La enfermera responde con calma.

—Tengo autoridad para interrumpir las conversaciones telefónicas si el paciente se altera. Adiós, señora Parkman.

La comunicación se corta. Danielle se gira hacia Sevillas.

—¡Me ha colgado! Tony, Max…

Tony cuelga el auricular. Danielle se tapa los ojos con las manos y solloza. Tony la abraza con fuerza. Ella no puede dejar de llorar. No puede soportar la situación. Aprieta la cara contra el pecho de Tony hasta que los latidos de su corazón la calman un poco. Alza la vista y Tony le toma la cara entre las manos, y la mira con sus ojos cálidos. Antes de que ella pueda decir nada, él la besa con ternura.
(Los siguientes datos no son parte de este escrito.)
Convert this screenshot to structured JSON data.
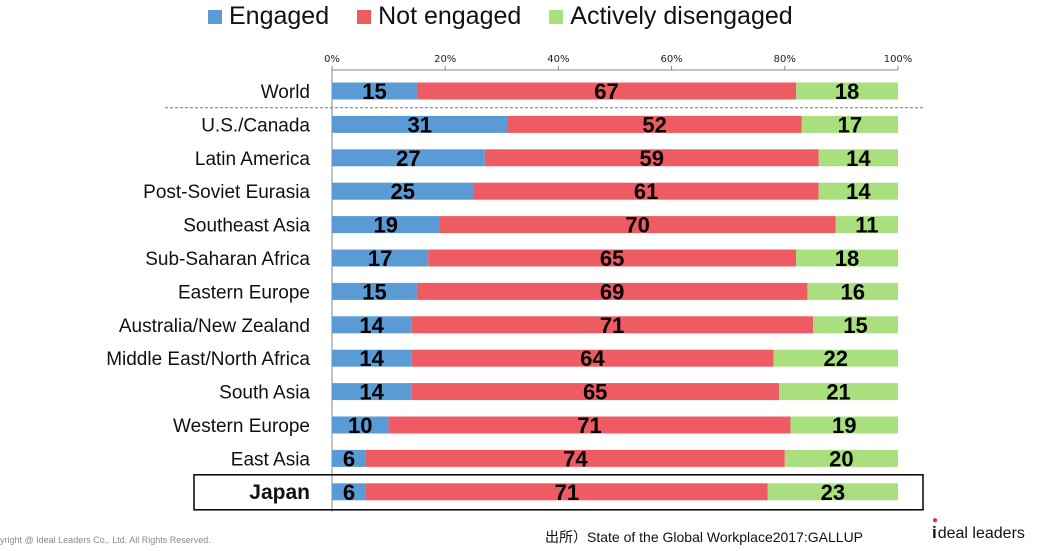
{
  "chart_data": {
    "type": "bar",
    "orientation": "horizontal",
    "stacked": true,
    "percent": true,
    "categories": [
      "World",
      "U.S./Canada",
      "Latin America",
      "Post-Soviet Eurasia",
      "Southeast Asia",
      "Sub-Saharan Africa",
      "Eastern Europe",
      "Australia/New Zealand",
      "Middle East/North Africa",
      "South Asia",
      "Western Europe",
      "East Asia",
      "Japan"
    ],
    "series": [
      {
        "name": "Engaged",
        "color": "#5b9bd5",
        "values": [
          15,
          31,
          27,
          25,
          19,
          17,
          15,
          14,
          14,
          14,
          10,
          6,
          6
        ]
      },
      {
        "name": "Not engaged",
        "color": "#ef5b63",
        "values": [
          67,
          52,
          59,
          61,
          70,
          65,
          69,
          71,
          64,
          65,
          71,
          74,
          71
        ]
      },
      {
        "name": "Actively disengaged",
        "color": "#a9e07d",
        "values": [
          18,
          17,
          14,
          14,
          11,
          18,
          16,
          15,
          22,
          21,
          19,
          20,
          23
        ]
      }
    ],
    "xticks": [
      "0%",
      "20%",
      "40%",
      "60%",
      "80%",
      "100%"
    ],
    "xlim": [
      0,
      100
    ],
    "legend": "top",
    "highlight": "Japan",
    "separator_after": "World"
  },
  "footer": {
    "copyright": "opyright @ Ideal Leaders Co,. Ltd. All Rights Reserved.",
    "source": "出所）State of the Global Workplace2017:GALLUP",
    "logo_i": "i",
    "logo_text": "deal leaders"
  }
}
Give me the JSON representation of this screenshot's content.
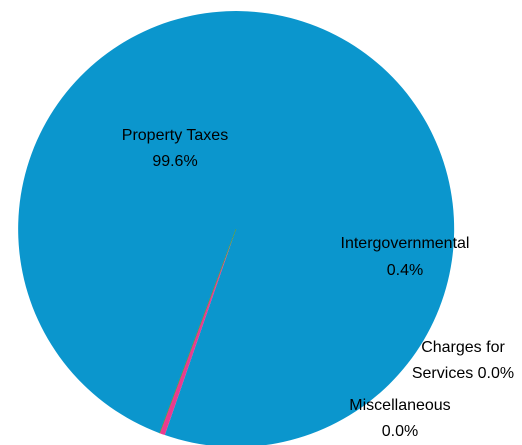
{
  "chart_data": {
    "type": "pie",
    "title": "",
    "slices": [
      {
        "label": "Property Taxes",
        "value": 99.6,
        "value_text": "99.6%",
        "color": "#0b96cd"
      },
      {
        "label": "Intergovernmental",
        "value": 0.4,
        "value_text": "0.4%",
        "color": "#ea3b8f"
      },
      {
        "label": "Charges for Services",
        "label_lines": [
          "Charges for",
          "Services 0.0%"
        ],
        "value": 0.0,
        "value_text": "0.0%",
        "color": "#f0a13a"
      },
      {
        "label": "Miscellaneous",
        "value": 0.0,
        "value_text": "0.0%",
        "color": "#3aa33a"
      }
    ],
    "labels_on_chart": true,
    "legend": "none"
  }
}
—Todo se va a arreglar —le dice, con las mismas palabras que ella le ha dicho a su hijo—. Yo te cuidaré. Os cuidaré a los dos.

Ella asiente. No consigue decir nada. Tony la lleva hasta su silla. Cuando está sentada, Danielle mira a Doaks. El detective tiene las cejas arqueadas, como queriendo decir: «Así están las cosas».

—Bueno —dice Sevillas—, vamos a empezar.

Danielle se frota los ojos. Tiene que controlar lo que siente, o no podrá ayudar a Max. Respira profundamente y asiente.

Sevillas habla con energía.

—¿Recuerda algo, Danielle?

Ella niega con la cabeza.

—No.

Doaks sonríe.

—Aquí es donde intervengo yo. Si lo hizo otra persona, la encontraré.

Ella asiente.

—Se lo agradezco.

—Muy bien. Ahora, escuche —prosigue Doaks—. Barnes me dijo una cosa que no me cuadra. Después del asesinato, registraron la habitación de Max, y tengo algunas preguntas sobre lo que encontraron.

—¿Como por ejemplo? —inquiere Sevillas.

—Como por ejemplo, ¿por qué encontraron la cadena con la medalla de St. Christopher de Jonas debajo de la almohada de Max?

A ella se le encoge el corazón. Ni siquiera recuerda que Jonas tuviera una medalla. Respira hondo.

—Alguien debió de ponerla ahí. Alguien que quería inculpar a Max.

—¿Tenía huellas? —pregunta Sevillas.

—Todavía no lo sé, pero seguro que ellos nos lo van a decir si lo averiguan. Y eso no es todo —dice el detective. Se saca un pedazo de papel arrugado del bolsillo de la camisa y se lo entrega a Danielle. Ella lo toma con las manos temblorosas, lo extiende y lo lee. La impaciencia y la incredulidad le atenazan la garganta.

Sevillas se inclina hacia delante con curiosidad.

—¿Qué es, Doaks?

—Una hoja de la historia clínica de Jonas. La encontraron debajo del colchón de Max.

—¿Y qué dice?

—Es una copia del horario de la víctima. Del día del asesinato.